The Tuolumne Band of Me-Wuk, which owns the casino on North Tuolumne Road just north of downtown Tuolumne, has agreed to pay whatever it takes to solve the Carter Street odor problem.
Before opening, the casino paid $78,000 for annexation to the district, $266,666 in connection fees and almost $8,000 in engineering costs. It also pays an annual $12,000 service charge and an annual $5,000 maintenance fee for the line.
Lester Lingo, president of the Me-Wuk Economic Development Authority, told Tuolumne Sanitary District Directors yesterday that the casino has hired a company to work on the problem at the casino before sewage enters the district lines.
The work is expected to be finished in two to three weeks, Lingo said.
"And if this doesn't help, we will be sure it is fixed before the summer months, one way or another," he said.
The problem has affected 34 Tuolumne Sanitary District customers in an area roughly following Carter Street between Buchanan Mine Road and Chestnut Avenue.
The cost of stopping the smell is expected to be about $15,000. The company must set up equipment that uses a bleach-type product to kill all bacteria in the sewage, casino facilities Superintendent Dan Pickard said. There will also be ongoing monthly costs for maintenance and supplies.
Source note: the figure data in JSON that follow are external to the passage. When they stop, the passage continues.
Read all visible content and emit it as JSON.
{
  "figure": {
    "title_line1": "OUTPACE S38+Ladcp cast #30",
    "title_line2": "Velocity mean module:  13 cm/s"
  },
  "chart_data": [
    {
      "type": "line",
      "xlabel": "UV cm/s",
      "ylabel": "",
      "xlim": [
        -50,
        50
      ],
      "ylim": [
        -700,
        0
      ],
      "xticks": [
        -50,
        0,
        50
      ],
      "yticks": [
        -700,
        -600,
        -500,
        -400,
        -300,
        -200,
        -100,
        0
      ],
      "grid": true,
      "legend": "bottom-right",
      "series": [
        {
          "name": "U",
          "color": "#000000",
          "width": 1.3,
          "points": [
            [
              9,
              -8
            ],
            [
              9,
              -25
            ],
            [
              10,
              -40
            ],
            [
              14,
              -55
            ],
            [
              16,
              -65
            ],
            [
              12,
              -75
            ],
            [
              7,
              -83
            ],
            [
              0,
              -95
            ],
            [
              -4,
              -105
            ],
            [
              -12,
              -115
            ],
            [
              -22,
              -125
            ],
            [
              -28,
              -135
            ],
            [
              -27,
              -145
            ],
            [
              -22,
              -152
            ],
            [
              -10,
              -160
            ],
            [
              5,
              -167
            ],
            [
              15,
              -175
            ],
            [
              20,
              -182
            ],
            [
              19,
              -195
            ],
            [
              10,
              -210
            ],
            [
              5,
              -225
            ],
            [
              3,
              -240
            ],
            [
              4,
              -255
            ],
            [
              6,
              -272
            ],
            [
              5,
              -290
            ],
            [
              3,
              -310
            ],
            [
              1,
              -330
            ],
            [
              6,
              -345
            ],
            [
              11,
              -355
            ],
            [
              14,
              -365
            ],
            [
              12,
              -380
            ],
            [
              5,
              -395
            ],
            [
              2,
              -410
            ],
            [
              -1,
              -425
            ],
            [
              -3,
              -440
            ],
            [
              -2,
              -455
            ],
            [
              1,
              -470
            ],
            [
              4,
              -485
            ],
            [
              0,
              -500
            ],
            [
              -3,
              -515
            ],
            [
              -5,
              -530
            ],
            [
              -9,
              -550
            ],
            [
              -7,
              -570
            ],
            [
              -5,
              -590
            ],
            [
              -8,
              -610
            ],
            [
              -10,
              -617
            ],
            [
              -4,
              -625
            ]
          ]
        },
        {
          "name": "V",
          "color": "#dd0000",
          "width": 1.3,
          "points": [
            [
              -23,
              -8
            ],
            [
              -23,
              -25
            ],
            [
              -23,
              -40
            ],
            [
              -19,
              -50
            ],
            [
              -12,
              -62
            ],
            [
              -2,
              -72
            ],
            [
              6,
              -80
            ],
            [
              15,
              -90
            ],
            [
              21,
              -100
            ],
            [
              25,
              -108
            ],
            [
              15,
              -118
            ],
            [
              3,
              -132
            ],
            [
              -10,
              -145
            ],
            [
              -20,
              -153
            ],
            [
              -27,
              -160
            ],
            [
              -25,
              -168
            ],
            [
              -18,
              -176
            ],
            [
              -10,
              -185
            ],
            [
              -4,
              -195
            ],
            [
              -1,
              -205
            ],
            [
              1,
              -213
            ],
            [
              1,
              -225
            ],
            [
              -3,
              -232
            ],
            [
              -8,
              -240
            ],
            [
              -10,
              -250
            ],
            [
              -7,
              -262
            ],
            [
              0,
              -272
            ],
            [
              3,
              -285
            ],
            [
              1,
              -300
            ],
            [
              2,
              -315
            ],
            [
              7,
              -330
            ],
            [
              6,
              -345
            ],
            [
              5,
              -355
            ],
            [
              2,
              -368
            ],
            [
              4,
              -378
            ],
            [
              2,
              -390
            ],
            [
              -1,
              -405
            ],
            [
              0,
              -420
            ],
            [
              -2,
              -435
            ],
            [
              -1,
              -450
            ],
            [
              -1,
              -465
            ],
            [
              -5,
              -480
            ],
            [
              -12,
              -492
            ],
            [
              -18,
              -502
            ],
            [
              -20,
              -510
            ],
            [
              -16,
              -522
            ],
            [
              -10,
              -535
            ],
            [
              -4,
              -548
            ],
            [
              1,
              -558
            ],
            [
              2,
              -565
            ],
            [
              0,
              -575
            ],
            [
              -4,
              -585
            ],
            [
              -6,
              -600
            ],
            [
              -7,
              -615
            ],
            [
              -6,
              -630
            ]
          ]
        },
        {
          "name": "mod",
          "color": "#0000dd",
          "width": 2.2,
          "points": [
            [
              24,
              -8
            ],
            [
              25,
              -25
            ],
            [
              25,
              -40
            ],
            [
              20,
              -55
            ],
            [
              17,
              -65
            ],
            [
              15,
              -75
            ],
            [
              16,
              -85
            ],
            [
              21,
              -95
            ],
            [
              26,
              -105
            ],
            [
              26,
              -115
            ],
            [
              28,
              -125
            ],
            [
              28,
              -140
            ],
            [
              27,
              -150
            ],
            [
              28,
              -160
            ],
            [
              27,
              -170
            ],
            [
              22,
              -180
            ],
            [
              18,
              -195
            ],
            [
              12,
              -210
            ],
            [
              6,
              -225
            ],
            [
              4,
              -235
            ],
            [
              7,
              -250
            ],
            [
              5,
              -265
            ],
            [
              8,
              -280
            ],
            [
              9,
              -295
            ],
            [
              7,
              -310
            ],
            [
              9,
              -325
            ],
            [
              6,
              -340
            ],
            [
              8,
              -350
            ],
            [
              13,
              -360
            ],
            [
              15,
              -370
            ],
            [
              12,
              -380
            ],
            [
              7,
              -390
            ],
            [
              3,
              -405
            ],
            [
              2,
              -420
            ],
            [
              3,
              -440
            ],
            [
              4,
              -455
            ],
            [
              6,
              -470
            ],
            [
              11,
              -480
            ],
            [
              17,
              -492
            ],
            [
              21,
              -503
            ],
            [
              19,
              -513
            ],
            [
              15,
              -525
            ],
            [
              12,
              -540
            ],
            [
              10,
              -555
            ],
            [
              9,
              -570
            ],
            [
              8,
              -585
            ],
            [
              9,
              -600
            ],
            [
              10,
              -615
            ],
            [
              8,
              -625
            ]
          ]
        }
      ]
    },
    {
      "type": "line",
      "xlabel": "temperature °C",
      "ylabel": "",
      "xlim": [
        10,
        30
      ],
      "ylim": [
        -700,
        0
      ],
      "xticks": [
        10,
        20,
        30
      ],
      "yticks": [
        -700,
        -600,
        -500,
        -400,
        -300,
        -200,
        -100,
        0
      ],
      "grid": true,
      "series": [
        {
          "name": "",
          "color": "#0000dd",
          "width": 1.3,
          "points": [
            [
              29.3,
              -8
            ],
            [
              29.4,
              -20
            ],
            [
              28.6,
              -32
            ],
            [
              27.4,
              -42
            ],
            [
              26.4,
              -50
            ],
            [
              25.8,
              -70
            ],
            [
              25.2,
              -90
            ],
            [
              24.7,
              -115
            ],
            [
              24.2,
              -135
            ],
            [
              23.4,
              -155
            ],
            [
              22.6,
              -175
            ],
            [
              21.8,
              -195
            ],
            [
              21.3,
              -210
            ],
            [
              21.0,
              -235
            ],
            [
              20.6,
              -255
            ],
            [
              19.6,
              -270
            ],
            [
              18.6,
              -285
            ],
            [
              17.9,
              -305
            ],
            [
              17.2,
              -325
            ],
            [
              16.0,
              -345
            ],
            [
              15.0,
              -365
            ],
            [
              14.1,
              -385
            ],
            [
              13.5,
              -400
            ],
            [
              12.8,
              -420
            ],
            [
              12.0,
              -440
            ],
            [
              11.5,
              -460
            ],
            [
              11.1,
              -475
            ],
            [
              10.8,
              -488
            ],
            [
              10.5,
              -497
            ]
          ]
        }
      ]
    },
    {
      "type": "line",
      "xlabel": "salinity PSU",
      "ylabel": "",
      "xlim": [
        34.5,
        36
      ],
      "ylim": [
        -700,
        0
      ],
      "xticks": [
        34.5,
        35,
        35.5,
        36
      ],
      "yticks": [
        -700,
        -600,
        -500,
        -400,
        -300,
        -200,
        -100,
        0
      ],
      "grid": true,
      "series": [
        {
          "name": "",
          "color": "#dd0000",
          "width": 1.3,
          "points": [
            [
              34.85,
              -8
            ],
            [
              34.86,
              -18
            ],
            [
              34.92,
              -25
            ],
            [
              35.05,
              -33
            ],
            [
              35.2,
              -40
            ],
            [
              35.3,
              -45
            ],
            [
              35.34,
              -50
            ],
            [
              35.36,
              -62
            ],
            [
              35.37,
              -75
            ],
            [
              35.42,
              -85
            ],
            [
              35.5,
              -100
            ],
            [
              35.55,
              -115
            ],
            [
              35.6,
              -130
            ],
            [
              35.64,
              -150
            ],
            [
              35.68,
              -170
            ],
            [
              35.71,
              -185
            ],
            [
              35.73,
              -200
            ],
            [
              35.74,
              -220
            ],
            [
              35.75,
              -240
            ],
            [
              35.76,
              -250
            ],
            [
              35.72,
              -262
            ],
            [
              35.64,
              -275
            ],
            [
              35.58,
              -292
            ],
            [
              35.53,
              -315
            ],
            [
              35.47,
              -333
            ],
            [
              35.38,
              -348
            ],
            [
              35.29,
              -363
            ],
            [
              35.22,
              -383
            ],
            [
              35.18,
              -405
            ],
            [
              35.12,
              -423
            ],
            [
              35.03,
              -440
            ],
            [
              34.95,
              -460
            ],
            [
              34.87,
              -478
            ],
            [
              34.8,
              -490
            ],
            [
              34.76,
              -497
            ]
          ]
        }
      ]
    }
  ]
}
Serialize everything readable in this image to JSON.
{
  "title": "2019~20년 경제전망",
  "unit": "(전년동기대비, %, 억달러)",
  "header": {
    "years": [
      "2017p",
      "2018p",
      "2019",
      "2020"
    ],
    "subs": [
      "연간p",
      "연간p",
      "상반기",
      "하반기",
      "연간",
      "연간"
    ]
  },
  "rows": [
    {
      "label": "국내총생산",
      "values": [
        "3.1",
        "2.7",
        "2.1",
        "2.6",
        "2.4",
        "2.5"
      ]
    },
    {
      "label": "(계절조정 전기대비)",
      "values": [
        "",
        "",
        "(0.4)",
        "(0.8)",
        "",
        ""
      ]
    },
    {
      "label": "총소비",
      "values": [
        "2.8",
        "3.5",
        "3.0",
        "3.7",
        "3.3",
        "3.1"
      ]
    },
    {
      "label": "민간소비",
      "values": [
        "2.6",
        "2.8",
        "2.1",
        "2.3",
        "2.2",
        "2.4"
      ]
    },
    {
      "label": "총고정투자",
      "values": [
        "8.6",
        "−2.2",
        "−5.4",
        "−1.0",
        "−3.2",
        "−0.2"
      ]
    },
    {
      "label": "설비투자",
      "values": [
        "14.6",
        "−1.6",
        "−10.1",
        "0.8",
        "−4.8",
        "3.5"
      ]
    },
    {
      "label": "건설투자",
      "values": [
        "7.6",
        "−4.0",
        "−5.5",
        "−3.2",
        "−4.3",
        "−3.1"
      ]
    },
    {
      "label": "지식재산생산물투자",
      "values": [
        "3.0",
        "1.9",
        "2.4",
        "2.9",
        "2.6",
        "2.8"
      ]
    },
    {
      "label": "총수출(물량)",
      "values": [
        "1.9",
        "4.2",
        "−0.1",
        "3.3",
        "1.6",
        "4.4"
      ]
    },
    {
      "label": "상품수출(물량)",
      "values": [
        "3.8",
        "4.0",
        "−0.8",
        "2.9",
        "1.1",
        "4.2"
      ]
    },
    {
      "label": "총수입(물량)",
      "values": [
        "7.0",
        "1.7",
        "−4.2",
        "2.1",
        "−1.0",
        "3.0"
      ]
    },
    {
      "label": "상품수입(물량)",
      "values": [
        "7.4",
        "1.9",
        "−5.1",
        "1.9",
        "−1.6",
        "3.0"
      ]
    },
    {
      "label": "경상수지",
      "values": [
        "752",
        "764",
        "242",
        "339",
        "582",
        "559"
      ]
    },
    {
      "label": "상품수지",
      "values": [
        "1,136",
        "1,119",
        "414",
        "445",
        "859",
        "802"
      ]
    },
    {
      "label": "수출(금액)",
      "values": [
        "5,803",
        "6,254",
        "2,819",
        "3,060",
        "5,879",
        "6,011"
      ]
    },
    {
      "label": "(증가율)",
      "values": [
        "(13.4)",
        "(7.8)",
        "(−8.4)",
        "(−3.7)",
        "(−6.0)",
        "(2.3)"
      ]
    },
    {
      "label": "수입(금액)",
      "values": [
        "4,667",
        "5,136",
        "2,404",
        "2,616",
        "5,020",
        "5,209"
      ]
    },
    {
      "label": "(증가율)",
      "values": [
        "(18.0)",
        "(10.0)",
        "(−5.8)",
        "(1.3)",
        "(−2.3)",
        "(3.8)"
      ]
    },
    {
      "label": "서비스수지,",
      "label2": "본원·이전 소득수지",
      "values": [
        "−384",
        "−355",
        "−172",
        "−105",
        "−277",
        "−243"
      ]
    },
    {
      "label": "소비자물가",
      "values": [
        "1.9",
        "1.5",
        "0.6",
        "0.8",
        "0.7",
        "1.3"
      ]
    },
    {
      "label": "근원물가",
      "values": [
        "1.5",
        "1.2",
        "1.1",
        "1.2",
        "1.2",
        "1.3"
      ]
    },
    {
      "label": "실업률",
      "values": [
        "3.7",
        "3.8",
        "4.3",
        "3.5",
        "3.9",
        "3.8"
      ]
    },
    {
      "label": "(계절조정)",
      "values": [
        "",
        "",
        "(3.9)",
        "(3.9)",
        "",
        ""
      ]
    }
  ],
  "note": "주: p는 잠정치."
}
The Sanitary District staff has tried several less drastic measure to stop the smell, including providing filters for residents and putting additives into the lines. But nothing worked.
Residents along the Carter Street line who attended yesterday's district meeting included Odis Selph.
Selph asked the district if it can handle future growth such as development of the 300-acre-plus former West Side Lumber Company property next to Tuolumne.
The Me-Wuk bought the property in a foreclosure sale in March 2002 and have plans to put housing, a commercial area and a golf course on it.